SkyRay 3800 / "To make it better to thermally conductive, please smash ..." / Come again?

Hello everybody!

A long time lurker has registered a month ago to this nice forum and has his first question:

My SkyRay 3xT6 3800 died last July after maybe 60 minutes of on and off use (and, from what I read, it wasn't the only one).

I finally came around to looking for and ordering a driver from Kaidomain that seemed to be a suitable replacement. After I had taken the SkyRay's head apart and desoldered the original driver, I found out (to my surprise) that one of the LEDs had died (does that ever happen?*), so I also ordered a T6 on a round 16 mm PCB (I felt lucky that I found one as most dealers seem to have the XM-L only bare or on a star). When today I've replaced the dead LED, I didn't bother resoldering the original driver to find out whether or not it, too, was fried and went with the new driver instead.

I'm glad to report that the flashlight works like new (drawing 3.7 tailcap amps on high, both with flamed Trustfires and Redilasts; I don't remember the current with the original driver), but now I'm hesitant to run it on high for longer than a minute or so.

My question is regarding Kaidomain's instruction to "smash the thermally conductive adhesive and filled it between circuit board and body to make it better to thermally conductive". Enclosed with the driver are four small blocks of grey matter - apparently the thermal adhesive. It can probably be somehow molded so that it bridges a gap between driver and flashlight body, but I'm baffled as to where to put it. It isn't supposed to be somehow squeezed under the inductor (messy) and between the two PCBs (next to impossible) and spread all over the SMD components, is it? It would make very poor, if any, contact to the aluminum pill/head of the SkyRay unless Kaidomain sends me another ten blocks to fill the whole space in which the driver sits. And I've never seen anything like a driver fully embedded in a glob of thermal compound.

I found a post on a Russian forum with a photo of the stuff (but in a different flashlight).
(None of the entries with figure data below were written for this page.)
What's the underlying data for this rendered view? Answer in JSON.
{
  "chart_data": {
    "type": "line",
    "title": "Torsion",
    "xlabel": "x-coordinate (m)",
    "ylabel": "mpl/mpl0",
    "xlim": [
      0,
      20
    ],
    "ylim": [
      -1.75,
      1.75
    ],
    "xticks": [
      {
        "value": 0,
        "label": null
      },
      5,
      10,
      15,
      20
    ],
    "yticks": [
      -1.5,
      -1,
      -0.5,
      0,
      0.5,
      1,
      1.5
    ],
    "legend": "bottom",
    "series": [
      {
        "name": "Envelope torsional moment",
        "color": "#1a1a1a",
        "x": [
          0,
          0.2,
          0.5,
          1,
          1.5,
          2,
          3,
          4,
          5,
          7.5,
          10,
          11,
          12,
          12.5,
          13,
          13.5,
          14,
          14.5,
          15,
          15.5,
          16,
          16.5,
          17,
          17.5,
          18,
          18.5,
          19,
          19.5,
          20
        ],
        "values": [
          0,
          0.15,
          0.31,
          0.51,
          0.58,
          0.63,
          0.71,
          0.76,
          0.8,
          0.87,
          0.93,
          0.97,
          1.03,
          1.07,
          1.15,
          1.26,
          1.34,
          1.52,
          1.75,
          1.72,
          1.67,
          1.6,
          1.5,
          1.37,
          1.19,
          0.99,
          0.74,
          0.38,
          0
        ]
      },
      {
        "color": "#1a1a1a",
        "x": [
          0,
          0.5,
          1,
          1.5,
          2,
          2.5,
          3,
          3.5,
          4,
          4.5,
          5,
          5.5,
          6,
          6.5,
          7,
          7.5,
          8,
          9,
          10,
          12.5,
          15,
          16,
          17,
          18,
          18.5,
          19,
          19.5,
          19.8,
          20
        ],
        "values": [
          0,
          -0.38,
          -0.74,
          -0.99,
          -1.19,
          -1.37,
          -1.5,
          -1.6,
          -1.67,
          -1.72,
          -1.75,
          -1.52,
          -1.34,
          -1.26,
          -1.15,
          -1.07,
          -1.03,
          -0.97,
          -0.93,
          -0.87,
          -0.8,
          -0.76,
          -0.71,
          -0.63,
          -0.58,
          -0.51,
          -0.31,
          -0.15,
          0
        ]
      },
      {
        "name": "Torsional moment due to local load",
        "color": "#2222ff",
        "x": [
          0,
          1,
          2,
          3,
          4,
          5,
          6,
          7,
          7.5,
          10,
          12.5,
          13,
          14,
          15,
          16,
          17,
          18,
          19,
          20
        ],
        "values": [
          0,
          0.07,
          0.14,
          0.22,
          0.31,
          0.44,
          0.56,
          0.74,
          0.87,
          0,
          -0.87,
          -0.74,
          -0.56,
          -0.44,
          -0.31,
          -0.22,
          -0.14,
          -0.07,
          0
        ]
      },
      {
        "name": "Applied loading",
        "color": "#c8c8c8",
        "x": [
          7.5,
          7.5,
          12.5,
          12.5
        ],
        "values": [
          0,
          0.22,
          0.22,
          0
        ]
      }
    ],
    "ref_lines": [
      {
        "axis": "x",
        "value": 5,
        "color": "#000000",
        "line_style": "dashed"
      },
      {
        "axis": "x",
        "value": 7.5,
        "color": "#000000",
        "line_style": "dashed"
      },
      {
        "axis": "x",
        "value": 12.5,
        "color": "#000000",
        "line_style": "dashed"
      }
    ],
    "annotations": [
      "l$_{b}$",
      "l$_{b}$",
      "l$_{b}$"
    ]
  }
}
Looks like he actually planned on pressing the driver into the thermal compound.

You can see images of the assembled head of my Skyray halfway down in this BLF thread (I had originally posted them on CPF). I've wrapped and stuffed aluminum foil into the hollow space between head and body.

Any ideas on whether at all / how to use the thermal compound? I'd be kind of bummed if the SkyRay died on me again.

Thanks & regards,

pezie

*Looks like it does! I just read on another forum that two people have the same problem (one LED dead) with their Nitecore TM11's (unlike in my SkyRay, you can even see the cracked dome). Maybe my SkyRay's driver wasn't the culprit after all and an LED overheated. When reassembling the SkyRay, I've cleaned the head and LEDs from the original thermal compound and replaced it with Arctic Silver; maybe that improves the (overall dismal) heat transfer by a wee tiny fraction.

I made same mod, driver got too hot soon, I put it all sunk in thermal compound, now it works. 4A at the tailcap :)

When it comes to change driver, it will be messy, but for now it works like a charm with kai driver, I have 850 version of skyray.